Dana Milbank says that it shows that the Republicans have gone crazy.
Conservative groups howling about corporate welfare and big government have, for the moment, bested the corporate interests that have previously co-opted grass-roots conservatives.
And he thinks that this is a bad thing.
Meanwhile, Tim Carney writes,
So why would Ex-Im agree to subsidize exports that had already been made, shipped, and installed? This seems odd if Ex-Im was trying to support U.S. jobs at Solyndra. It makes sense if Ex-Im was trying to change the financing of an existing export, so as to shore up Solyndra’s financing. In other words, Ex-Im may not have helped Solyndra make a sale (which is what it is supposed to do), but it may have slowed down Solyndra’s cash-flow trainwreck — a crucial objective for the Obama administration, which had stuck out its neck holding up Solyndra as the poster company for the new subsidized green economy.
Ex-Im seems to me to be another one of those issues, like housing policy, on which conservative economists have it right and the prominent left-leaning economists are silent.
There comes a time for most politically sponsored and perpetuated ideas – – to go.
Milbank et al. maintain that the Ex-Im Bank is turning a nice profit for the US government.
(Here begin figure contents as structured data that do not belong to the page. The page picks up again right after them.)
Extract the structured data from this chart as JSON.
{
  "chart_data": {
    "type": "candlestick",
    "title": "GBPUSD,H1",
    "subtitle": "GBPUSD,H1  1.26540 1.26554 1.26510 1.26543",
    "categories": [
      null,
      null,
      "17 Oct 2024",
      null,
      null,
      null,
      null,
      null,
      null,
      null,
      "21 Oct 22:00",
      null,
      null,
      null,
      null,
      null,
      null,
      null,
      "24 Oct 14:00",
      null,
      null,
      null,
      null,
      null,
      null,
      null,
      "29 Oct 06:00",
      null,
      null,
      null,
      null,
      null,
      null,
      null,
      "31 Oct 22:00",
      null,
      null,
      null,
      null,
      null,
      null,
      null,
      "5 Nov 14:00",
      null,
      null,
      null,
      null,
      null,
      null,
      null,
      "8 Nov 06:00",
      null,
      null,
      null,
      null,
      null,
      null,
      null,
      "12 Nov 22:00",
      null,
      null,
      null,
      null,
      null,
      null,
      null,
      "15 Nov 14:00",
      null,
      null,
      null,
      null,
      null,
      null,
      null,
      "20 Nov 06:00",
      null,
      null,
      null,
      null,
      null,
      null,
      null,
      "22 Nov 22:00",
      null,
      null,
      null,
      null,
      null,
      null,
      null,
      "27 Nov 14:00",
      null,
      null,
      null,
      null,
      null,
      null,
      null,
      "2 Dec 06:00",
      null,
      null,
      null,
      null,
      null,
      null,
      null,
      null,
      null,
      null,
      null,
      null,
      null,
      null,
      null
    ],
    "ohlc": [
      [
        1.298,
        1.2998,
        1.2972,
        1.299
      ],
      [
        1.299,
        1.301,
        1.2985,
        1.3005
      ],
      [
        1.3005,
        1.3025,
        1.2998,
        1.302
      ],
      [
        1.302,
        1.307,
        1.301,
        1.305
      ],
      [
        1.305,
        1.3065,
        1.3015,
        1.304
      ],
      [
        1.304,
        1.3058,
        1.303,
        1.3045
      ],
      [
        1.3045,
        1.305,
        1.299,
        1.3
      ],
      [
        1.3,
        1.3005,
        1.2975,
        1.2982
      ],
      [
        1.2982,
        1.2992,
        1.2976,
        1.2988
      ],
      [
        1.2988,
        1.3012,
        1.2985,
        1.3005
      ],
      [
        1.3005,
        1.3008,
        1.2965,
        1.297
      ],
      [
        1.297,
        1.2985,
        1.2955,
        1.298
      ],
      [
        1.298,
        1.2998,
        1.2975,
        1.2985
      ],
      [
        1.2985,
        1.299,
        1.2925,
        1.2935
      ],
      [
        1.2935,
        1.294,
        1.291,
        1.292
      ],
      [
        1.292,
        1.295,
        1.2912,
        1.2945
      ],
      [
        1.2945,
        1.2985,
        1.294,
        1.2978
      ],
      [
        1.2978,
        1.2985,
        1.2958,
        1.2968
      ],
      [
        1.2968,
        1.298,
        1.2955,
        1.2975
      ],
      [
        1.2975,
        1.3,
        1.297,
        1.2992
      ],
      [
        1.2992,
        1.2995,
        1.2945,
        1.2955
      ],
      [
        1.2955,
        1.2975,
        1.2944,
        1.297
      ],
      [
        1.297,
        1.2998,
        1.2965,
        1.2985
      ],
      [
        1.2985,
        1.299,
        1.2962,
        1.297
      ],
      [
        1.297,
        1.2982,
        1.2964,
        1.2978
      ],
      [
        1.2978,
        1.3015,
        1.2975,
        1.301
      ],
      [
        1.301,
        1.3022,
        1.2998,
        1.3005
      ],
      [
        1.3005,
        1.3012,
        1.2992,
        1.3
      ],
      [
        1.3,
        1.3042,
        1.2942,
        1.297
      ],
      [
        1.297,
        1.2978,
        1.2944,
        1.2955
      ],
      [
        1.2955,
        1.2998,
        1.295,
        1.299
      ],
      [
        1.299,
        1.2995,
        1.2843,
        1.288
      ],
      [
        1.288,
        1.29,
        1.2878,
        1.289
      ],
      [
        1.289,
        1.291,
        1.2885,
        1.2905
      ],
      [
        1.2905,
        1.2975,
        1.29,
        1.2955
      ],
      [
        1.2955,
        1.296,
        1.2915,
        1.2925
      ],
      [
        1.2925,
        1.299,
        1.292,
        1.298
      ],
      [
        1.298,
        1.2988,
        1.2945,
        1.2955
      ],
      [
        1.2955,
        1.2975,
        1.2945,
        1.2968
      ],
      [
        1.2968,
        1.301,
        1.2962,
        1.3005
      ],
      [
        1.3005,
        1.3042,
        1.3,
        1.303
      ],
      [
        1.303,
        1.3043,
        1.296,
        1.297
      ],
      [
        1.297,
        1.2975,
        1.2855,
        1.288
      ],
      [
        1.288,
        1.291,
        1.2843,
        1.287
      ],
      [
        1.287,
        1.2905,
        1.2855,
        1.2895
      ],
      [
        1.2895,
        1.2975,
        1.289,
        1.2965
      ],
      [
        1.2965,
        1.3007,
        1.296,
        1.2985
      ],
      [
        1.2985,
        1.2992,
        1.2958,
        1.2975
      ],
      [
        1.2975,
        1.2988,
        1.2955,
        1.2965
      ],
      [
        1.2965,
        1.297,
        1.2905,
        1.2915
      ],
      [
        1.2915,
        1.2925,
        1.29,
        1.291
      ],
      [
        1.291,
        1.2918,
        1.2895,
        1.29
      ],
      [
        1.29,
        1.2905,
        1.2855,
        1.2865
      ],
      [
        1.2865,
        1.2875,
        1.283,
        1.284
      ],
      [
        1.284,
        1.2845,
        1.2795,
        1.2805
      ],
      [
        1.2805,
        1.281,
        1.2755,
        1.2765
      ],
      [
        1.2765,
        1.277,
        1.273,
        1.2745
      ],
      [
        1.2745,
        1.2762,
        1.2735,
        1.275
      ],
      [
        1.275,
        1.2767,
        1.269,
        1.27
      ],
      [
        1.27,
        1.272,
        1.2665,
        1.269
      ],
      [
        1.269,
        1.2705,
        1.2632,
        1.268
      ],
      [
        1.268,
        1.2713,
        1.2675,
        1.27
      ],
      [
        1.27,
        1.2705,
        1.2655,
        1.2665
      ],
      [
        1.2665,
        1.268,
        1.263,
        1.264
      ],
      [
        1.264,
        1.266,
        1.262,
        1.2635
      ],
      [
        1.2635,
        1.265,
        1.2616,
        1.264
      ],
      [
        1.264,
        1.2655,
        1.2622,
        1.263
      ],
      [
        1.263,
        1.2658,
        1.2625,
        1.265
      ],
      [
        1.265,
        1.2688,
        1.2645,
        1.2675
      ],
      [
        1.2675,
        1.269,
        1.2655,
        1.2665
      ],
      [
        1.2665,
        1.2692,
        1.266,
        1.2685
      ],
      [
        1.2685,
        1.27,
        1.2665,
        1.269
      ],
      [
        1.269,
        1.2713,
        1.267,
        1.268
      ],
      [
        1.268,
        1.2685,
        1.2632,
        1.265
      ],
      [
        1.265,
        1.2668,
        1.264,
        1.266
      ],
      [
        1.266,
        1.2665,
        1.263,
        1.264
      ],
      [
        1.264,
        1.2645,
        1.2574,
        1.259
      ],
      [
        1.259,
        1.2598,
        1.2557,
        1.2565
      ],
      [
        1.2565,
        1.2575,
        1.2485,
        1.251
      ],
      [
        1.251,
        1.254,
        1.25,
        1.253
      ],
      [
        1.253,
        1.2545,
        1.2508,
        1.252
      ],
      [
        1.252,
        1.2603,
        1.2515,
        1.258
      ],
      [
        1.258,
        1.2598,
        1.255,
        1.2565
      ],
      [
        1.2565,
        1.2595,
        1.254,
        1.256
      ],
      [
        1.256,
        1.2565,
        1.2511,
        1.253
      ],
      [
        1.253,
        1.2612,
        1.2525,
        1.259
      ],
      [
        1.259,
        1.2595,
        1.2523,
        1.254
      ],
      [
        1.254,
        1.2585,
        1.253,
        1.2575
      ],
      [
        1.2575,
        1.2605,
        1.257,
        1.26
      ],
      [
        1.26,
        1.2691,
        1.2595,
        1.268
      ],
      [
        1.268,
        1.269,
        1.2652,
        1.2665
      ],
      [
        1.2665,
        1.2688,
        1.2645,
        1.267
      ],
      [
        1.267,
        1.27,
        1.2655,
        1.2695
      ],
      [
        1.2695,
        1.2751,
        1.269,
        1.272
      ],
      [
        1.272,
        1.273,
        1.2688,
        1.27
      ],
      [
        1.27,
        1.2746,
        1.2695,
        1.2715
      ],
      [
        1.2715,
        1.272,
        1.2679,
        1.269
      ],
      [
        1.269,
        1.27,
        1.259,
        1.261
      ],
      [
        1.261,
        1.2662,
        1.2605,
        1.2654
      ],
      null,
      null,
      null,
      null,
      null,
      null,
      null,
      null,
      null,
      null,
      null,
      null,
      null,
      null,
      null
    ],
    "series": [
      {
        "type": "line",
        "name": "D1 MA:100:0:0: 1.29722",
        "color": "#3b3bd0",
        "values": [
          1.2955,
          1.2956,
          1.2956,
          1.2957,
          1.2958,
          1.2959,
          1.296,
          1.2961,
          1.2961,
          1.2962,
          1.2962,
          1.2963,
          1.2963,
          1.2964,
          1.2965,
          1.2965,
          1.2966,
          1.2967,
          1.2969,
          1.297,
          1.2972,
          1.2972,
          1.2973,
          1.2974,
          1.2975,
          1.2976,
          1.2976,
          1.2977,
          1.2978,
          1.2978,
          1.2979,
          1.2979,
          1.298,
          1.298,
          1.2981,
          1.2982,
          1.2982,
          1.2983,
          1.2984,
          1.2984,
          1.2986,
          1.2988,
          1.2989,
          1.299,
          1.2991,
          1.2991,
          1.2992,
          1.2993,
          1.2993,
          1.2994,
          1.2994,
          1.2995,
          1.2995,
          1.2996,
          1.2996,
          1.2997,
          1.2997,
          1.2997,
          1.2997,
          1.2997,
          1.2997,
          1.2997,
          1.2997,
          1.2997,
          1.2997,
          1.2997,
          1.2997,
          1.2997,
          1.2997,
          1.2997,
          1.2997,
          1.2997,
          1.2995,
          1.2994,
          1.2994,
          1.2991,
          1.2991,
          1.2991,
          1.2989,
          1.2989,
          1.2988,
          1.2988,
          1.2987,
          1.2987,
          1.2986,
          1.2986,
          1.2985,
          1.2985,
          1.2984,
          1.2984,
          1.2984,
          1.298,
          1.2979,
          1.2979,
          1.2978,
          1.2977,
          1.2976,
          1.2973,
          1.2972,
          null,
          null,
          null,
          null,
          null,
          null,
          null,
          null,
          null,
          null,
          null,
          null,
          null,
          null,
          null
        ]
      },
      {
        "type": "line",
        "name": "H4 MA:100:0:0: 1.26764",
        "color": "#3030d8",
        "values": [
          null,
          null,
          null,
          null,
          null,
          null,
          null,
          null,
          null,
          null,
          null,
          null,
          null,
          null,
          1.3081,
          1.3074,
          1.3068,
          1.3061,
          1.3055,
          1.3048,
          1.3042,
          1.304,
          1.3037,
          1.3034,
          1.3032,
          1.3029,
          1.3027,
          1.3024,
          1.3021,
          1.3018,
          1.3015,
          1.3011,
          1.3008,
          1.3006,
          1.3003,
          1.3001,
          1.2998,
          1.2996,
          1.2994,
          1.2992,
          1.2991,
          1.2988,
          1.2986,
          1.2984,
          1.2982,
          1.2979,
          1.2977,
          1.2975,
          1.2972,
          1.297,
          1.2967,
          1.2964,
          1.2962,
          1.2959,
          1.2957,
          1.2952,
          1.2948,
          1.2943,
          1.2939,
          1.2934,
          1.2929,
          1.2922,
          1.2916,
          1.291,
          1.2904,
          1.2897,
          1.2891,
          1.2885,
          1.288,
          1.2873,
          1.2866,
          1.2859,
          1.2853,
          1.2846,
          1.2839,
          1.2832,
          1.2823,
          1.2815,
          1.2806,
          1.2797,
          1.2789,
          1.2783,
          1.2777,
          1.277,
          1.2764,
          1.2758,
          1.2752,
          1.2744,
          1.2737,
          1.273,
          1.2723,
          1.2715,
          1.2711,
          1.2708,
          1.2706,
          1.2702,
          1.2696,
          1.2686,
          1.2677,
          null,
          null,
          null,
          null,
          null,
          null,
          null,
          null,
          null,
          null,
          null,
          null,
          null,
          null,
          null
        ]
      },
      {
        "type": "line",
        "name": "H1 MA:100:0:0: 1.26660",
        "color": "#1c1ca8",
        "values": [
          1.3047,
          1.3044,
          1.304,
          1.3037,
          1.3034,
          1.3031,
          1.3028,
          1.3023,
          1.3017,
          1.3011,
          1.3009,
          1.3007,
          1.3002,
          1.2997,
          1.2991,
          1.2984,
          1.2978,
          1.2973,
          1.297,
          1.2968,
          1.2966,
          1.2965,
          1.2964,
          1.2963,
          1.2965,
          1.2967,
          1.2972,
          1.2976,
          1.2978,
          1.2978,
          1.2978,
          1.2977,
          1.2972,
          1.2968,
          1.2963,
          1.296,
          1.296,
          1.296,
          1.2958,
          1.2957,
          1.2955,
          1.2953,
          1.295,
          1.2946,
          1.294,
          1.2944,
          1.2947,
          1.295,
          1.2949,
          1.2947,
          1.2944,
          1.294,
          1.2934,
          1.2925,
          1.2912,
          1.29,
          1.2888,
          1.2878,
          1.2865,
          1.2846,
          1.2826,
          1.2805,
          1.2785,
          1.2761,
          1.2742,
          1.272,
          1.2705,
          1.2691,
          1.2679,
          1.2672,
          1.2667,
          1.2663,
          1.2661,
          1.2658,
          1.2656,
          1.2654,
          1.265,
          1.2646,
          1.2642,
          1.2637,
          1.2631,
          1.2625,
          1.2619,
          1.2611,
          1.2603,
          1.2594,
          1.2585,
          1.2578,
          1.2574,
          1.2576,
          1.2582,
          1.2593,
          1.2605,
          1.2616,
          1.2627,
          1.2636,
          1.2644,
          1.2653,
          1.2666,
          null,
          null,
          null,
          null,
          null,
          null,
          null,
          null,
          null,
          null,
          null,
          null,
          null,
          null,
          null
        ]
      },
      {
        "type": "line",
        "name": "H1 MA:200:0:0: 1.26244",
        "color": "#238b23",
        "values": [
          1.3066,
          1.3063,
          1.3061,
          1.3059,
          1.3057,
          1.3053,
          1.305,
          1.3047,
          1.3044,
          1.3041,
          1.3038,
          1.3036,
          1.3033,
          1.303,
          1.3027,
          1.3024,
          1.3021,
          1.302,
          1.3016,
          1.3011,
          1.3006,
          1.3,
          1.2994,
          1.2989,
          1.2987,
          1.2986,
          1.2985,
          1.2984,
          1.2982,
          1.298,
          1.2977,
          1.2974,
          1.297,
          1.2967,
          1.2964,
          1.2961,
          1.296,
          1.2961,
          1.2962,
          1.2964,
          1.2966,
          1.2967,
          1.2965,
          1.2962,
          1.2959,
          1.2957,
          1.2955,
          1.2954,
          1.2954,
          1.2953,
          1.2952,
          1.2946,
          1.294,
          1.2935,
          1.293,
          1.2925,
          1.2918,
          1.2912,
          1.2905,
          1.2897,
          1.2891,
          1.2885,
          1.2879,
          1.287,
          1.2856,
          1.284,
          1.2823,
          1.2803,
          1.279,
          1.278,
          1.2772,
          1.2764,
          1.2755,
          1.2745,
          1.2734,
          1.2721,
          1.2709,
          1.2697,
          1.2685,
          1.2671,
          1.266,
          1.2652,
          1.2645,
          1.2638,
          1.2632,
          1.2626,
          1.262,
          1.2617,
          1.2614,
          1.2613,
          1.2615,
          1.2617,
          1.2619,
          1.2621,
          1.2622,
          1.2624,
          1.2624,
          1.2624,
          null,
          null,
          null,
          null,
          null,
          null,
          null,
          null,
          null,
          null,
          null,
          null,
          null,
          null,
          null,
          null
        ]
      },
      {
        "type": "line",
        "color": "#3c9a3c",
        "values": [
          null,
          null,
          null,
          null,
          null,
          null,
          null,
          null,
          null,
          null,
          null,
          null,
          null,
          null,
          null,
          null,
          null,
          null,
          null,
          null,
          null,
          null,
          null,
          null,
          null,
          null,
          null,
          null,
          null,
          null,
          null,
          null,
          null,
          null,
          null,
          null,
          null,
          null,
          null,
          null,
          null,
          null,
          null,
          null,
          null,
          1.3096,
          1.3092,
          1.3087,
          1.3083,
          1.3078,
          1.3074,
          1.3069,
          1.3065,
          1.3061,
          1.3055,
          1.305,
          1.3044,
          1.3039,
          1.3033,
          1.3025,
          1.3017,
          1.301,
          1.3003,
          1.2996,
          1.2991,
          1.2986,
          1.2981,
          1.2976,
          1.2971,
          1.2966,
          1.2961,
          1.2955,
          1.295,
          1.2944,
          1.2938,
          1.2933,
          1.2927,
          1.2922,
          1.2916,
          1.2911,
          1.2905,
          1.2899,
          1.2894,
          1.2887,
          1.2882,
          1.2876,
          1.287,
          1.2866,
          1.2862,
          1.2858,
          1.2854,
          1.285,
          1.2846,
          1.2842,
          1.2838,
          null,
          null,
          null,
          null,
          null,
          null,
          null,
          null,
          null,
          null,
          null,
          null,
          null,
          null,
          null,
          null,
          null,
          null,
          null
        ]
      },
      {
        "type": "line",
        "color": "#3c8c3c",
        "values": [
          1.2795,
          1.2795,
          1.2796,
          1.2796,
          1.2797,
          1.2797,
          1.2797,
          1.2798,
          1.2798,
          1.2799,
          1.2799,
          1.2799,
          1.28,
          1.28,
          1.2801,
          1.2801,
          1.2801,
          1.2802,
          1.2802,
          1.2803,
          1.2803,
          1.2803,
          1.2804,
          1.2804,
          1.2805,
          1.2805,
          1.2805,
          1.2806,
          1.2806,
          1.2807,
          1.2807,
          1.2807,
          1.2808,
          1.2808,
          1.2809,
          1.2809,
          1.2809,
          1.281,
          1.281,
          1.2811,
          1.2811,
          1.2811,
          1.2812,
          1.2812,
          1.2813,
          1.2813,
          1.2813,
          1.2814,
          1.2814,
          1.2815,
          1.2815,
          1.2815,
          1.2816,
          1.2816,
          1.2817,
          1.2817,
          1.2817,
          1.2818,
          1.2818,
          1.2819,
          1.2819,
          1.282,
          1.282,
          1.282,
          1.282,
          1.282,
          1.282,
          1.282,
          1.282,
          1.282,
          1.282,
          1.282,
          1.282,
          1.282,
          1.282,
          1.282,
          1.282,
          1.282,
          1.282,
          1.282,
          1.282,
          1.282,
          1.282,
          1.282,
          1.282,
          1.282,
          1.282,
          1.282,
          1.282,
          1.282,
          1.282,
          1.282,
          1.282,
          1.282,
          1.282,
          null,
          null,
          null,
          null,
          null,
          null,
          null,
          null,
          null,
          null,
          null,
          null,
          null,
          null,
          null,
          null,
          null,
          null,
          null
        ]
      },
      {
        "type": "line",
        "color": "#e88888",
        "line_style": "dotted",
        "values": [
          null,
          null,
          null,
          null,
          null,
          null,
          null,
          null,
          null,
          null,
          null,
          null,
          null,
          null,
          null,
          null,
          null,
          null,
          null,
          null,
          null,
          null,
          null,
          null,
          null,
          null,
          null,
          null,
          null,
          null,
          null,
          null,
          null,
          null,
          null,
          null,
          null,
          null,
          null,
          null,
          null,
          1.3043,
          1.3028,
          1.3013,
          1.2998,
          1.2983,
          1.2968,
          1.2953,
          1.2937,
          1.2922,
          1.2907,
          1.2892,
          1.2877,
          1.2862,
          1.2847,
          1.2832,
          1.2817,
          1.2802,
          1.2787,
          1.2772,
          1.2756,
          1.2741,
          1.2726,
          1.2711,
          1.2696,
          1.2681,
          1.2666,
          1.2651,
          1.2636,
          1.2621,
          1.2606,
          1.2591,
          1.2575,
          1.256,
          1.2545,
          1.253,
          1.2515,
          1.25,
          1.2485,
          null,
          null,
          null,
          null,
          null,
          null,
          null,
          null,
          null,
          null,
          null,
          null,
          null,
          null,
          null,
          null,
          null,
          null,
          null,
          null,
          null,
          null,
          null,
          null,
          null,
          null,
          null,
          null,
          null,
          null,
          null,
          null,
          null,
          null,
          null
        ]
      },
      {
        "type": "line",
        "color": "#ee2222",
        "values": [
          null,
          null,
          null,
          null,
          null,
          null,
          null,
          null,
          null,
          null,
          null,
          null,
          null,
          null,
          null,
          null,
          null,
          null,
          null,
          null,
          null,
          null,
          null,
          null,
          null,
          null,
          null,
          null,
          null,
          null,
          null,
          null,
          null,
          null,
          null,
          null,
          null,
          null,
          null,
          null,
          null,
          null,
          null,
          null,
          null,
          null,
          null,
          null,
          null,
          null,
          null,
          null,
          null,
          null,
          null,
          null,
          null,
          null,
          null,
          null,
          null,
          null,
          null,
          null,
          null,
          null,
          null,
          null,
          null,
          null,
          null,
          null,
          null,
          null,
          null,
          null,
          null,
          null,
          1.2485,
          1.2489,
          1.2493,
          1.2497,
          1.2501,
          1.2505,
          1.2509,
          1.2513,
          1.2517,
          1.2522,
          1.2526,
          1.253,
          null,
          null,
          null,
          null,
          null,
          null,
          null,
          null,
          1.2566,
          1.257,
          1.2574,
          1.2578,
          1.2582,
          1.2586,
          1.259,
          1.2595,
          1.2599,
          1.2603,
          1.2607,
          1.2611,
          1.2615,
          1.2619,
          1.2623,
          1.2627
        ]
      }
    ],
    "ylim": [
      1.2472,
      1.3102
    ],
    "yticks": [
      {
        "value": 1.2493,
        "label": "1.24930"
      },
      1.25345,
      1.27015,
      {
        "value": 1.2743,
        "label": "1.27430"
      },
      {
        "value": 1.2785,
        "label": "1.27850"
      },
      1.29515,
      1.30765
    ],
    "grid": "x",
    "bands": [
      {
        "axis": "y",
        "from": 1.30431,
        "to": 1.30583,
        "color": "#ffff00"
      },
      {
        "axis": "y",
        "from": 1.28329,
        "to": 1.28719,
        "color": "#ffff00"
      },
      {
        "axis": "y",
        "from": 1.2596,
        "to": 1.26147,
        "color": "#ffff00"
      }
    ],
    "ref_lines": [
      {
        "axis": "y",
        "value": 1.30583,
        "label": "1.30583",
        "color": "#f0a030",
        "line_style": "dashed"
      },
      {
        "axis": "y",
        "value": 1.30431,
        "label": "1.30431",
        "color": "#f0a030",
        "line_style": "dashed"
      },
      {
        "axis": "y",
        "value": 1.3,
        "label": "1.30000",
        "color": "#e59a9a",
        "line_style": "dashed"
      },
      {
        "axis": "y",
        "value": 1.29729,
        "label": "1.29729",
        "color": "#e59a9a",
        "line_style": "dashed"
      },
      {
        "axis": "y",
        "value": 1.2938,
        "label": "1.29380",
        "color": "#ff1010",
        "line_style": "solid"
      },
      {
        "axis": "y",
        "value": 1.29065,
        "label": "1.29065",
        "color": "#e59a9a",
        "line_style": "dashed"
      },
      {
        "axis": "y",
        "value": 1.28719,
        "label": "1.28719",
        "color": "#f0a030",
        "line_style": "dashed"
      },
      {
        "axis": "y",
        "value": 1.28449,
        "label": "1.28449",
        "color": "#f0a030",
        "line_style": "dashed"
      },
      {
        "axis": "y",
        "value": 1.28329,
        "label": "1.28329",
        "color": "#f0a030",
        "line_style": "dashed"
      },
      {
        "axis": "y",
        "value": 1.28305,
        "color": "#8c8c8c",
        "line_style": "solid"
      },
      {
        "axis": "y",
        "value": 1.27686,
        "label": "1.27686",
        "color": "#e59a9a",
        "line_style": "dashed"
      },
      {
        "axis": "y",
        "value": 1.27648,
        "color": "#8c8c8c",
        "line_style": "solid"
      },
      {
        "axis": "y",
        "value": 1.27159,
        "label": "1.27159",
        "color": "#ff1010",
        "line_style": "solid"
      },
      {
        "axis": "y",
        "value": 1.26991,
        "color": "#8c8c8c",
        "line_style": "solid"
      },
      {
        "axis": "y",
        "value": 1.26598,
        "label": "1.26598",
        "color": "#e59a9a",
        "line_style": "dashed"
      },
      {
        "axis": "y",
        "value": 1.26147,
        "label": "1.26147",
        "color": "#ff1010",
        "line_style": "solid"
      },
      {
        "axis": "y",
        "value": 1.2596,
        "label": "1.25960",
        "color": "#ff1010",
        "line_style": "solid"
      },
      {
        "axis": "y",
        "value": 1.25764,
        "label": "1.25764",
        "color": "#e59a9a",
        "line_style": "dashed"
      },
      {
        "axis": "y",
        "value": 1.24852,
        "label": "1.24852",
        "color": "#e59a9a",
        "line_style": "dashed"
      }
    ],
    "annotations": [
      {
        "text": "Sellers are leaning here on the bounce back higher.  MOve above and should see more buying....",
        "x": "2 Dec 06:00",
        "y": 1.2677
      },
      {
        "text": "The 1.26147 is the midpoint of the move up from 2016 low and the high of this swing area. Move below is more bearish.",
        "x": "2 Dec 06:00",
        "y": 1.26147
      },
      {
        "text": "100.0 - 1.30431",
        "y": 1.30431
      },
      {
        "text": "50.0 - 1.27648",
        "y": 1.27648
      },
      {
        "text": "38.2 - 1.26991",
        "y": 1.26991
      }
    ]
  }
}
I assume that he’s among those who believe in the unbridled rapacity of Big Finance, and that only government regulation keeps the banking industry from branching out into the field of snatching children off the street and selling their kidneys. Why, then, have the greedy CEO’s ignored the profits to be made by competing with the Ex-Im Bank? The only answer I can come up with is that they’re not interested in money alone: they’re out to advance the cause of Evil, and they’d incur the contumely of their peers if they made a profit by honest means. Why, then, don’t social-responsibility funds go into the business? Harder to answer that, but I’m sure that it can all be explained in terms of corporate greed…
Sometimes silence speaks more than words.